Forced March to Changi (Feb 17th 1942)
‘The next day we watched one of the British units passing by. There were numerous trucks bulging with officers’ mess equipment: can chairs, typewriters and no doubt a full set of cut glass, silver candlesticks, china and cutlery. Their fighting soldiers of other ranks could only bring whatever personal belongings they could carry in his own back during the long march ahead – some 25 kilometres to the Changi Peninsula. ‘
Source: A Doctors War, by Dr Rowley Richards, pg 71, Harper Collins Publishers, 2006.

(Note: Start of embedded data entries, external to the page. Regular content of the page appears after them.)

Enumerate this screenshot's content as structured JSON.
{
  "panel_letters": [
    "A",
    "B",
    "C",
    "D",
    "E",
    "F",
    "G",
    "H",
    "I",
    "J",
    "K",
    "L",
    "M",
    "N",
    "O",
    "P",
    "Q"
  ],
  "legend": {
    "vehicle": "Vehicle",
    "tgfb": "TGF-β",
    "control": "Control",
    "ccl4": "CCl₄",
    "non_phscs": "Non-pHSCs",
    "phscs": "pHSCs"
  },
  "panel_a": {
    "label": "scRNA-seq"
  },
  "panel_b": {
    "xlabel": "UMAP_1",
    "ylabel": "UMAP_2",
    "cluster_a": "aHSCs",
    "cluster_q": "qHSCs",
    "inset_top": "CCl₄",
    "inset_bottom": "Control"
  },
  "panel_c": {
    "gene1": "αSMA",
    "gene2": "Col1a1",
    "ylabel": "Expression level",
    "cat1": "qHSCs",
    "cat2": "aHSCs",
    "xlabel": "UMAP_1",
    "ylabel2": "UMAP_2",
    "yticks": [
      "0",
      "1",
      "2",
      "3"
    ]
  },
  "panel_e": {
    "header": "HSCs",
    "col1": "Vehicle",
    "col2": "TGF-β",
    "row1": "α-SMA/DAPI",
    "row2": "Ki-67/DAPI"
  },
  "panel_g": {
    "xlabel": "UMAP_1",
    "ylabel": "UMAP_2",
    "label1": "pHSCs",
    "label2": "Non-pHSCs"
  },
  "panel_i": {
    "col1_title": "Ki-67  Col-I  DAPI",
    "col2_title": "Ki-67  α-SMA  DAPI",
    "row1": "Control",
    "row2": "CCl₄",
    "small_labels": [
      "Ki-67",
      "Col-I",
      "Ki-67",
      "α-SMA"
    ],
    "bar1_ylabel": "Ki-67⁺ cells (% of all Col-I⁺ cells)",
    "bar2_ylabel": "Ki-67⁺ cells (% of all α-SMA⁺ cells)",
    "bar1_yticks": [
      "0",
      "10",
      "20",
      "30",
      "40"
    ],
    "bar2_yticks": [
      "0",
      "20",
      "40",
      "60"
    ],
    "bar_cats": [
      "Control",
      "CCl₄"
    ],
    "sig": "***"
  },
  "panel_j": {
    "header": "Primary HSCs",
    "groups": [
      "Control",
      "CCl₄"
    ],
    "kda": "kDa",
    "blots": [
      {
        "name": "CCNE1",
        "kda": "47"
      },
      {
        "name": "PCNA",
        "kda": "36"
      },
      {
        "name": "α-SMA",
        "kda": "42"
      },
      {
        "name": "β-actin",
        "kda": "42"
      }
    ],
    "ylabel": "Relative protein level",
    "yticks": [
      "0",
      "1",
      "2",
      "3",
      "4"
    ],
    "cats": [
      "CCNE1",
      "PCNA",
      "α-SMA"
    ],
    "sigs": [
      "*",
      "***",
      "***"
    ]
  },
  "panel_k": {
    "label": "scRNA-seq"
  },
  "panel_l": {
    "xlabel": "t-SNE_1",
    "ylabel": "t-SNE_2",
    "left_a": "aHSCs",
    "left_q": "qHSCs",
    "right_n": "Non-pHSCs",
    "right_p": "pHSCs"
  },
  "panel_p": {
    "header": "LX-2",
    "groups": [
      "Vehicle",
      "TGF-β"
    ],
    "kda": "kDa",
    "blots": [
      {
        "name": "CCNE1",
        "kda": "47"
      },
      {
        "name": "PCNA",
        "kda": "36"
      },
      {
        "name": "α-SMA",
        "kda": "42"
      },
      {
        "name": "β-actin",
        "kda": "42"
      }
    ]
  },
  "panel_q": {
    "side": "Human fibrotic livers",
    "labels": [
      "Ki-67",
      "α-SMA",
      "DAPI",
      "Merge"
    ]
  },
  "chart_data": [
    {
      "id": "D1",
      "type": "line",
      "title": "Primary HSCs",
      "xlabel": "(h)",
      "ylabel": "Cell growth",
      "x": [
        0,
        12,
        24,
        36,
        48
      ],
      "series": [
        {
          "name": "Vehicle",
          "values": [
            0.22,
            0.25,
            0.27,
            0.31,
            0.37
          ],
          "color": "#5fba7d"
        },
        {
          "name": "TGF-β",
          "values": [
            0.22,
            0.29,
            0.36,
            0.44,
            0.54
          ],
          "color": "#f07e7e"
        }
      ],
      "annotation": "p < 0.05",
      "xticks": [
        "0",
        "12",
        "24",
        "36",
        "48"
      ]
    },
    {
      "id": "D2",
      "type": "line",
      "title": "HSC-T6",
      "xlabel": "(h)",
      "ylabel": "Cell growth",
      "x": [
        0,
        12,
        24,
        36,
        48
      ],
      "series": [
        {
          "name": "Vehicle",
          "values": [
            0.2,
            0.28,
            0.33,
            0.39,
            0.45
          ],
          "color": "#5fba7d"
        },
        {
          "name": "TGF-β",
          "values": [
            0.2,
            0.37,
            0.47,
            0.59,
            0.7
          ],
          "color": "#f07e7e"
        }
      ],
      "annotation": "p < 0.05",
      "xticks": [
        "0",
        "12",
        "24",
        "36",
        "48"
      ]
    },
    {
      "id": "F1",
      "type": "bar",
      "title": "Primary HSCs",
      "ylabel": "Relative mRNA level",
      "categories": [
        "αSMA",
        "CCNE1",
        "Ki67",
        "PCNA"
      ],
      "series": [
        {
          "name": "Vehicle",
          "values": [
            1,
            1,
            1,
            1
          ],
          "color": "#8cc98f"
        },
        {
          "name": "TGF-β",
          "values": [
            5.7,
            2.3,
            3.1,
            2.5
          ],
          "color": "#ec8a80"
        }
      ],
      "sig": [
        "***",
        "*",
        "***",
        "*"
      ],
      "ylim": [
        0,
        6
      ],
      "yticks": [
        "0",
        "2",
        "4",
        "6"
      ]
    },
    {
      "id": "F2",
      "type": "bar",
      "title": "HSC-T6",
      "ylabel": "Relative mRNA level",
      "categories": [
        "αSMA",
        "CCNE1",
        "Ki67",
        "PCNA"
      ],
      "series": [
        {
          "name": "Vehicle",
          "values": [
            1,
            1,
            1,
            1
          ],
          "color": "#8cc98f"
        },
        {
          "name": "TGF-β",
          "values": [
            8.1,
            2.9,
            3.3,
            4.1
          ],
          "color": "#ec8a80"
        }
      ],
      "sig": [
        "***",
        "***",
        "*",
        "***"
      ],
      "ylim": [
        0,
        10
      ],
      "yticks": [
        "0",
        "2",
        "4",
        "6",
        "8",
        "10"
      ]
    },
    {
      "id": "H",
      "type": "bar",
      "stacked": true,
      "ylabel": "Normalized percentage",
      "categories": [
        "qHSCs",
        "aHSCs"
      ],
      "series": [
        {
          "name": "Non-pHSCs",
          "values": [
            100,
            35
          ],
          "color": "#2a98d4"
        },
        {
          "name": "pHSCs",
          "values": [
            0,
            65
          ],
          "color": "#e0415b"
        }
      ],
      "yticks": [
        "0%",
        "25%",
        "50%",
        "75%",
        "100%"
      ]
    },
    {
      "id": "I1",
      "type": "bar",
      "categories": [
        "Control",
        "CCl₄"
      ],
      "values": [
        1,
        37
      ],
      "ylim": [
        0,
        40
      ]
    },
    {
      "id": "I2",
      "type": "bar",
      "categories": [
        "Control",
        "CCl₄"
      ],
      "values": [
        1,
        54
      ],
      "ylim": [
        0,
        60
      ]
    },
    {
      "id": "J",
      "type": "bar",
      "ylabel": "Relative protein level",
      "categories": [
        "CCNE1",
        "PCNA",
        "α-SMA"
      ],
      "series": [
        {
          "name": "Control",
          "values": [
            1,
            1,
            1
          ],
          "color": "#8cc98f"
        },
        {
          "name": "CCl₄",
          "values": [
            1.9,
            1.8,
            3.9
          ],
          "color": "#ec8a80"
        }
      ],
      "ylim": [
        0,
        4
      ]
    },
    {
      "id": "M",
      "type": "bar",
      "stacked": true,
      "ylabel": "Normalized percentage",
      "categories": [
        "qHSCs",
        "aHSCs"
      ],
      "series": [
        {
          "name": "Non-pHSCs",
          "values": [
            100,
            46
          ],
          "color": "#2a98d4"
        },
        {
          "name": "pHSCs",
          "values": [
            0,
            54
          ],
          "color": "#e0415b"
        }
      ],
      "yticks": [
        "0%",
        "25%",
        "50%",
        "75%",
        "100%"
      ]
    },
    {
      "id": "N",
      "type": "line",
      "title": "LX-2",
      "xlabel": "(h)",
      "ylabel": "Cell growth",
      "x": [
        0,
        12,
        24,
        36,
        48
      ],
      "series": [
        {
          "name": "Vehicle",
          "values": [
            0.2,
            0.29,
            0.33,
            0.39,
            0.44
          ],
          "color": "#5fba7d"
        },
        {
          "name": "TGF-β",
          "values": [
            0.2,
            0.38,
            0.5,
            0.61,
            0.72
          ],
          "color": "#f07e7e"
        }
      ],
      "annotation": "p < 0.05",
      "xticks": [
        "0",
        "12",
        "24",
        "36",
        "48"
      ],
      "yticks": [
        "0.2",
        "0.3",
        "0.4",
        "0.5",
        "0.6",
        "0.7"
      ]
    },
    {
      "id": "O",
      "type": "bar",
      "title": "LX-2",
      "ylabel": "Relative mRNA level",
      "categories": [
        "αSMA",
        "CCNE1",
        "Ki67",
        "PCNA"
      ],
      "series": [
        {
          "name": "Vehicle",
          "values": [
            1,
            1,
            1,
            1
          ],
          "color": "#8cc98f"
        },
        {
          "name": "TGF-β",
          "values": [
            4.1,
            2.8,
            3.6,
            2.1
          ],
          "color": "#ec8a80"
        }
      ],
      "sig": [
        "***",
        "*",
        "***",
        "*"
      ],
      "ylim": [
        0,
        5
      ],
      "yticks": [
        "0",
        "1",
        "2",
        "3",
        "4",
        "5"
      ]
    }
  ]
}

“By late afternoon, the brief period of waiting had ended, and the men assembled to begin their passage into captivity. Over 130,000 Commonwealth soldiers were taken as prisoners at the fall of Singapore (15th February 1942), the greatest defeat in British military history. They would all now march 25 kilometers, as one, to a single massive holding camp, (at Changi) .”
Source: The Long Road To Changi, Ewer Peter, 2013, pg 282
“After capitulation, on the evening of 15th February 1942, the Imperial Japanese Army found themselves with a large number of Prisoners but without the means to house or feed these men.
As you can imagine on the morning of 16th February 1942, there was a very somber time. The men did not know what to expect, as they had heard of how the Japanese treated their prisoners.
Feeling naked without their arms and ammunition, a column of tired, unwashed and unshaven men moved out to march to Raffles College. There they were met by soldiers from all British, Australian and Indian Units. Food was what the men carried with them. On the afternoon of the 17th, they were ordered to march to a rendezvous where they would join the main column of prisoners to march 14 mile to their new home – Changi.”